Electrophysiological activity modulation by chemical stimulation in networks of cortical neurons coupled to microelectrode arrays: A biosensor for neuropharmacological applications

Microelectrode arrays (MEAs) are a valuable tool for electrophysiological measurements, with the prospect to be used also for pharmacological applications. MEAs are non-invasive and allow monitoring the electrophysiological activity of neurons over a long period. In this work, we analyze the changes in activity patterns of dissociated cortical neurons from rat-embryos induced by the treatment with specific chemicals, acting as agonists and antagonists of glutamate receptors. iled analysis of drugs effects (i.e., 6-cyano-7-nitroquinoxaline-2,3-dione (CNQX); d-2-amino-5-phosphonopentanoic acid (APV); N-methyl-d-aspartate (NMDA); α-amino-3-hydroxy-5-methyl-4-isoxazole propionic acid (AMPA)) on the neuronal network electrophysiological behavior, in terms of spike and burst activity, is presented.

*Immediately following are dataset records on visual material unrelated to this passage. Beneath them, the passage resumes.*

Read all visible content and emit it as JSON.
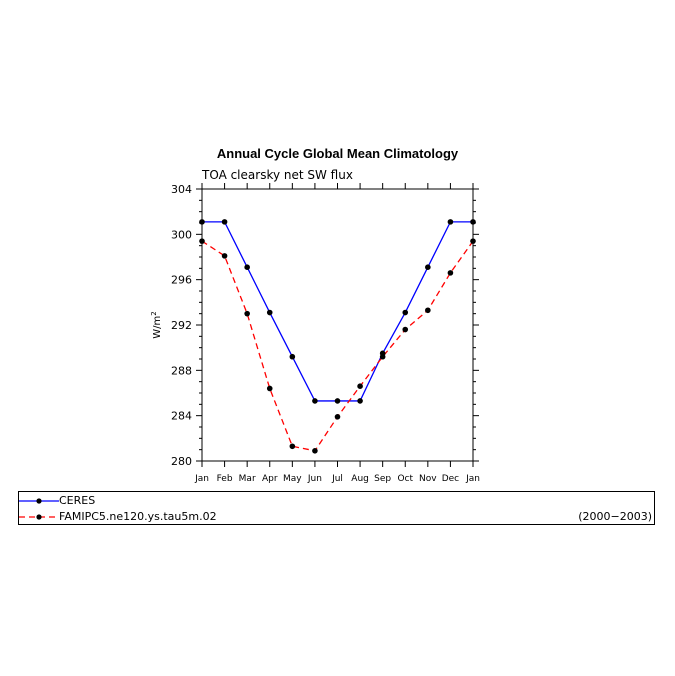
{
  "chart_data": {
    "type": "line",
    "title": "Annual Cycle Global Mean Climatology",
    "subtitle": "TOA clearsky net SW flux",
    "ylabel": "W/m",
    "ylabel_sup": "2",
    "ylim": [
      280,
      304
    ],
    "yticks": [
      280,
      284,
      288,
      292,
      296,
      300,
      304
    ],
    "categories": [
      "Jan",
      "Feb",
      "Mar",
      "Apr",
      "May",
      "Jun",
      "Jul",
      "Aug",
      "Sep",
      "Oct",
      "Nov",
      "Dec",
      "Jan"
    ],
    "series": [
      {
        "name": "CERES",
        "color": "#0000ff",
        "dash": "solid",
        "values": [
          301.1,
          301.1,
          297.1,
          293.1,
          289.2,
          285.3,
          285.3,
          285.3,
          289.5,
          293.1,
          297.1,
          301.1,
          301.1
        ]
      },
      {
        "name": "FAMIPC5.ne120.ys.tau5m.02",
        "color": "#ff0000",
        "dash": "dashed",
        "values": [
          299.4,
          298.1,
          293.0,
          286.4,
          281.3,
          280.9,
          283.9,
          286.6,
          289.2,
          291.6,
          293.3,
          296.6,
          299.4
        ]
      }
    ],
    "legend": {
      "placement": "bottom",
      "period": "(2000−2003)"
    }
  }
}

Moreover, a novel approach related to changes in the synchronization level among neuronal units in the network under chemical stimulation, is addressed. The application of chemicals modulates the electrophysiological activity of cortical neuronal networks with respect to the spontaneous activity intrinsically shown by the cultured neurons: this allows a comparison between different experimental sessions and different experimental preparations. The proposed approach and the presented results encourage a more extensive use of in vitro cultured neurons, coupled to MEAs, as biosensing systems for neuropharmacological applications.